The little seeds became little sprouts, which became little buds. I was terrified when they started to die before they grew completely. Someone told me I was watering them too much, so I stopped. When the first marigold flower grew to full bloom, I plucked it out and put it in a pot by my family's window, the one that bordered the garden, so that people could see it.

Looking back, I remembered how almost 3 months ago the garden had just been and vacant lot full of garbage that smelled so much it made it unpleasant to open the windows in the summer, and now how it had become a fragrant and beautiful garden. If you had a picture of the garden then and the garden now, you wouldn't even know that they were in the same place, let alone that they were the same lot.
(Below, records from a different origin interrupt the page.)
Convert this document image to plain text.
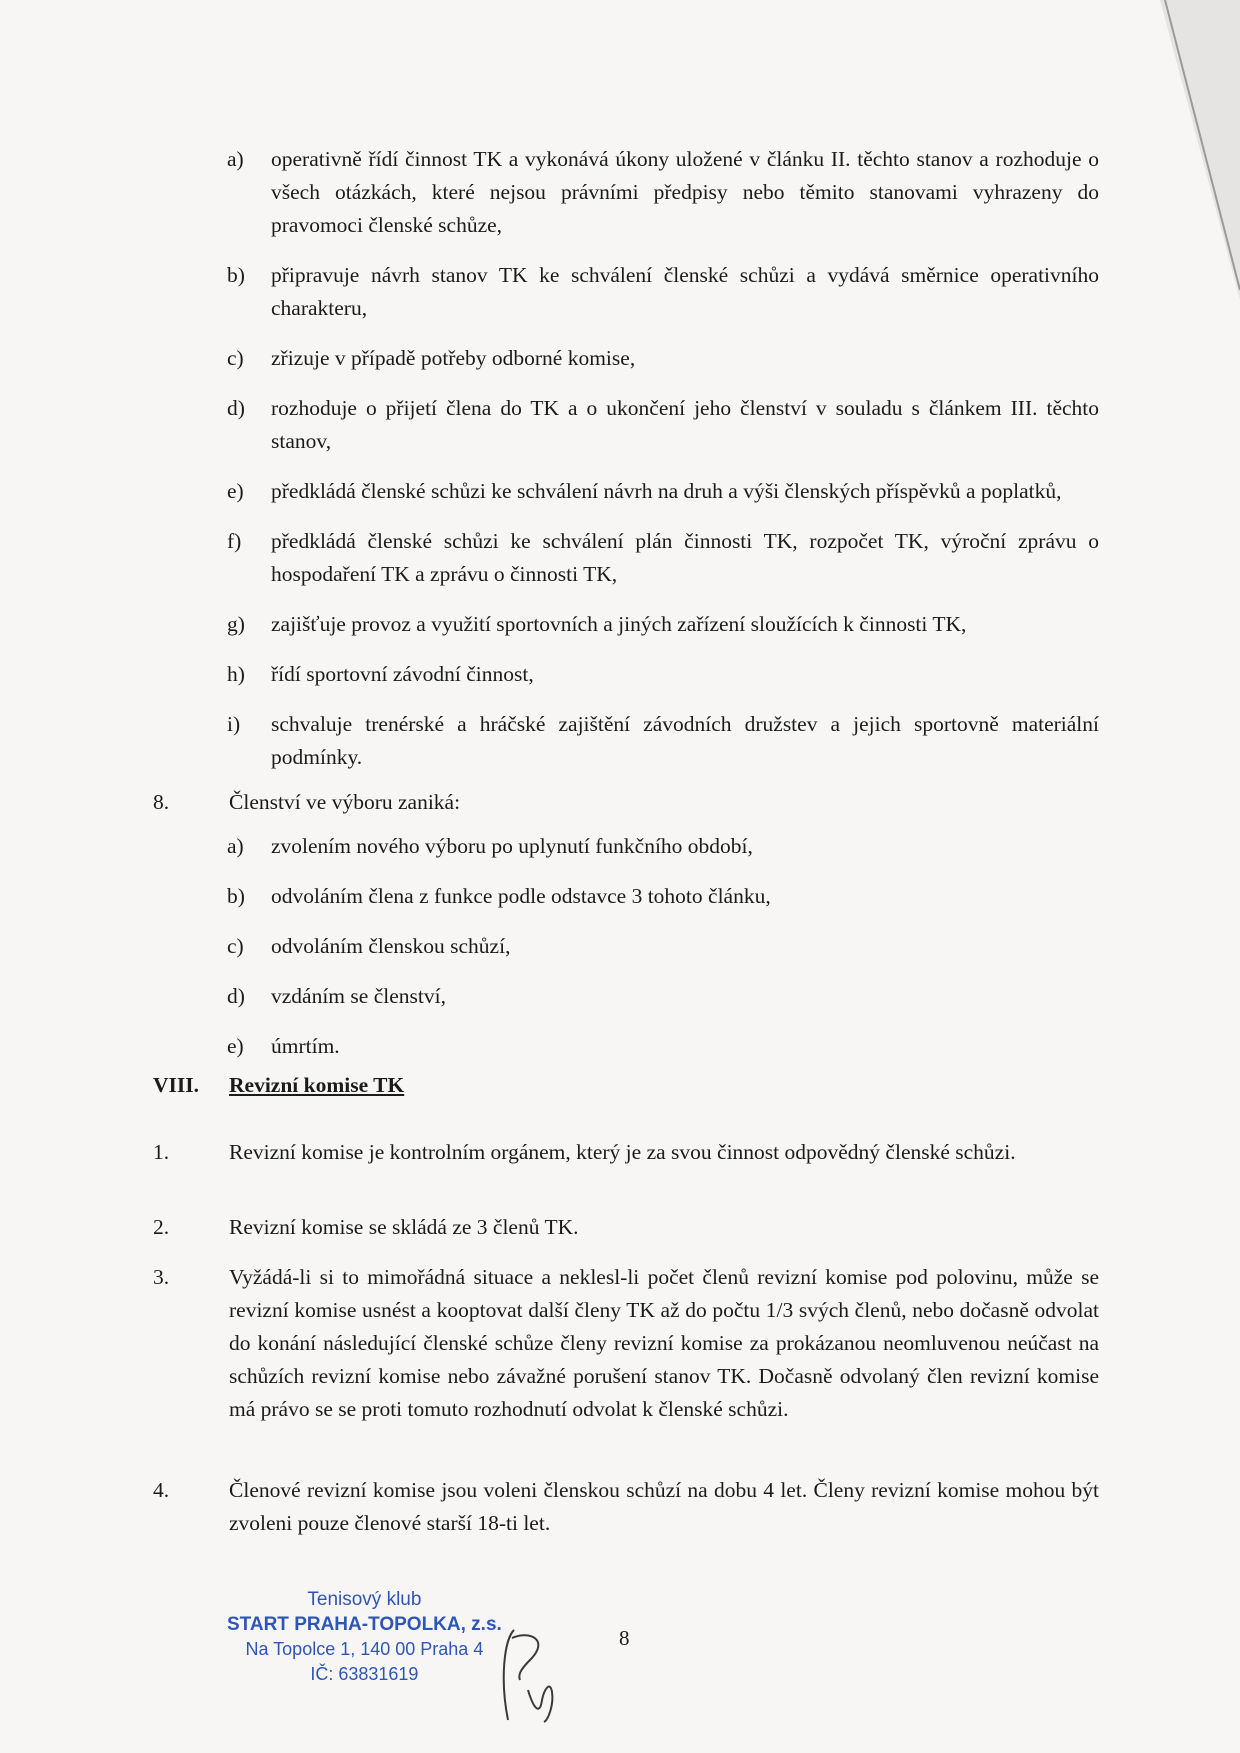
a)	operativně řídí činnost TK a vykonává úkony uložené v článku II. těchto stanov a rozhoduje o všech otázkách, které nejsou právními předpisy nebo těmito stanovami vyhrazeny do pravomoci členské schůze,
b)	připravuje návrh stanov TK ke schválení členské schůzi a vydává směrnice operativního charakteru,
c)	zřizuje v případě potřeby odborné komise,
d)	rozhoduje o přijetí člena do TK a o ukončení jeho členství v souladu s článkem III. těchto stanov,
e)	předkládá členské schůzi ke schválení návrh na druh a výši členských příspěvků a poplatků,
f)	předkládá členské schůzi ke schválení plán činnosti TK, rozpočet TK, výroční zprávu o hospodaření TK a zprávu o činnosti TK,
g)	zajišťuje provoz a využití sportovních a jiných zařízení sloužících k činnosti TK,
h)	řídí sportovní závodní činnost,
i)	schvaluje trenérské a hráčské zajištění závodních družstev a jejich sportovně materiální podmínky.
8.	Členství ve výboru zaniká:
a)	zvolením nového výboru po uplynutí funkčního období,
b)	odvoláním člena z funkce podle odstavce 3 tohoto článku,
c)	odvoláním členskou schůzí,
d)	vzdáním se členství,
e)	úmrtím.
VIII.	Revizní komise TK
1.	Revizní komise je kontrolním orgánem, který je za svou činnost odpovědný členské schůzi.
2.	Revizní komise se skládá ze 3 členů TK.
3.	Vyžádá-li si to mimořádná situace a neklesl-li počet členů revizní komise pod polovinu, může se revizní komise usnést a kooptovat další členy TK až do počtu 1/3 svých členů, nebo dočasně odvolat do konání následující členské schůze členy revizní komise za prokázanou neomluvenou neúčast na schůzích revizní komise nebo závažné porušení stanov TK. Dočasně odvolaný člen revizní komise má právo se se proti tomuto rozhodnutí odvolat k členské schůzi.
4.	Členové revizní komise jsou voleni členskou schůzí na dobu 4 let. Členy revizní komise mohou být zvoleni pouze členové starší 18-ti let.
Tenisový klub
START PRAHA-TOPOLKA, z.s.
Na Topolce 1, 140 00 Praha 4
IČ: 63831619
8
Toward the end of the summer, there was a barbeque party, and every one used the vegetables that they had grown and we had a feast. I grabbed my notebook and pen and interviewed some more people, because I wanted to try my luck at getting into the paper. I asked them how they think the lot had changed, and how many of us had changed with it.

One man, Sam I think was his name, asked if I really liked interviewing and writing about the comunitee. I didn't answer him, but I spent the rest of the day thinking about it.

The next week, I saw that they where offering jobs in the local paper. I applied and sent in my new article about the summer barbeque. When they gave me the job as a reporter of the Cleaveland Daily News, I was so happy I had to take a walk to get rid of all my energy.

I walked by the garden, now with less people in it because of harvest, and I realized without the garden, I would have never decided this was what I wanted to do.

I stoped for a moment, staring at the fading garden that had change many people's lives, said "Thank You", and walked foreward.